Speaker
Description
Discrete Wigner functions (DWFs) are central tools for visualising states, signifying nonclassicality, and supporting quantitative analysis in quantum information, yet many inequivalent constructions coexist for each Hilbert-space dimension. This fragmentation obscures which features are fundamental and which are artefacts of representation, and it impedes quantitative comparison of operational properties such as negativity. We present a unifying, dimension-preserving framework that exhausts all possible dxd DWFs for a single qudit. The key result (Stencil Theorem) shows that every valid DWF arises by cross-correlating a single parent function—the “doubled” Wigner function defined on a 2dx2d phase space—with a suitable stencil, and that all valid choices of stencils are characterised by simple projection criteria. This construction also yields explicit, invertible linear maps connecting any two DWF definitions at fixed d, enabling representation-independent benchmarking of resource measures and side-by-side comparison of physical predictions, further unifying the landscape.

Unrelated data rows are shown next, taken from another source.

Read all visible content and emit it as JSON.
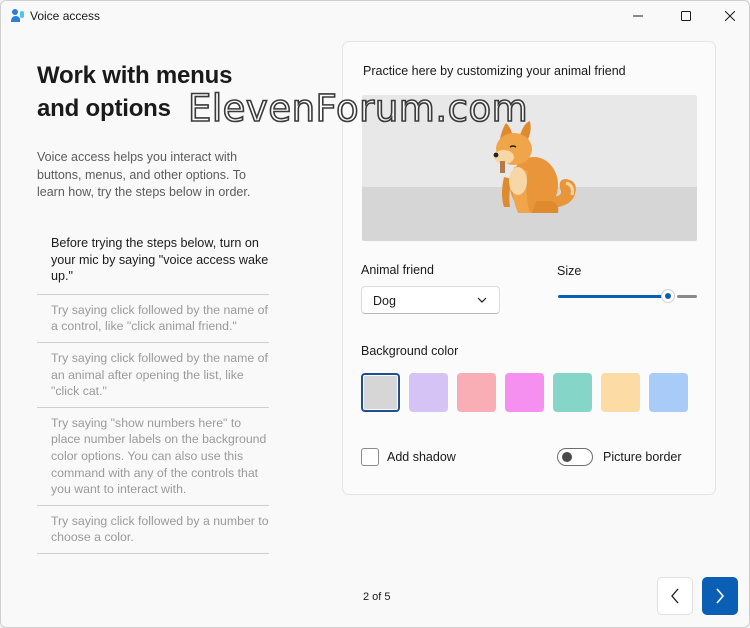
{
  "window": {
    "title": "Voice access",
    "icon": "voice-access-icon",
    "controls": [
      "minimize-icon",
      "maximize-icon",
      "close-icon"
    ]
  },
  "left": {
    "heading_line1": "Work with menus",
    "heading_line2": "and options",
    "description": "Voice access helps you interact with buttons, menus, and other options. To learn how, try the steps below in order."
  },
  "steps": [
    "Before trying the steps below, turn on your mic by saying \"voice access wake up.\"",
    "Try saying click followed by the name of a control, like \"click animal friend.\"",
    "Try saying click followed by the name of an animal after opening the list, like \"click cat.\"",
    "Try saying \"show numbers here\" to place number labels on the background color options. You can also use this command with any of the controls that you want to interact with.",
    "Try saying click followed by a number to choose a color."
  ],
  "watermark": "ElevenForum.com",
  "practice": {
    "title": "Practice here by customizing your animal friend",
    "animal_label": "Animal friend",
    "animal_value": "Dog",
    "size_label": "Size",
    "size_fraction": 0.79,
    "bg_color_label": "Background color",
    "swatch_colors": [
      "#d6d6d6",
      "#d5c3f6",
      "#f8aeb4",
      "#f58ff0",
      "#85d5c8",
      "#fcdba4",
      "#a9cbf8"
    ],
    "selected_swatch": 0,
    "shadow_label": "Add shadow",
    "shadow_checked": false,
    "border_label": "Picture border",
    "border_on": false
  },
  "pager": {
    "text": "2 of 5"
  },
  "colors": {
    "accent": "#0a5fb4"
  }
}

We illustrate the approach with concrete stencils. For odd d, a reduction stencil reproduces standard frames (Wootters, Leonhardt, Gross). For even d, a coarse-grain stencil averages neighbouring cells—to remove existing redundant information within the doubled phase space—and generates a novel dxd DWF that lies outside previously studied families. A third, Dirichlet-kernel stencil produces a DWF valid for odd-d yet distinct from Gross’ construction.
Beyond unification, stencils convert redundancy removal from a nuisance into a design choice. The framework organises the landscape of DWFs to a landscape of easily constructible stencils. Furthermore, by relaxing certain criteria, our framework also extends to other quasidistributions (e.g., Kirkwood–Dirac). Overall, this work clarifies what is truly representation-independent at fixed dimension and opens new avenues for studying dimension-agnostic features in discrete phase space.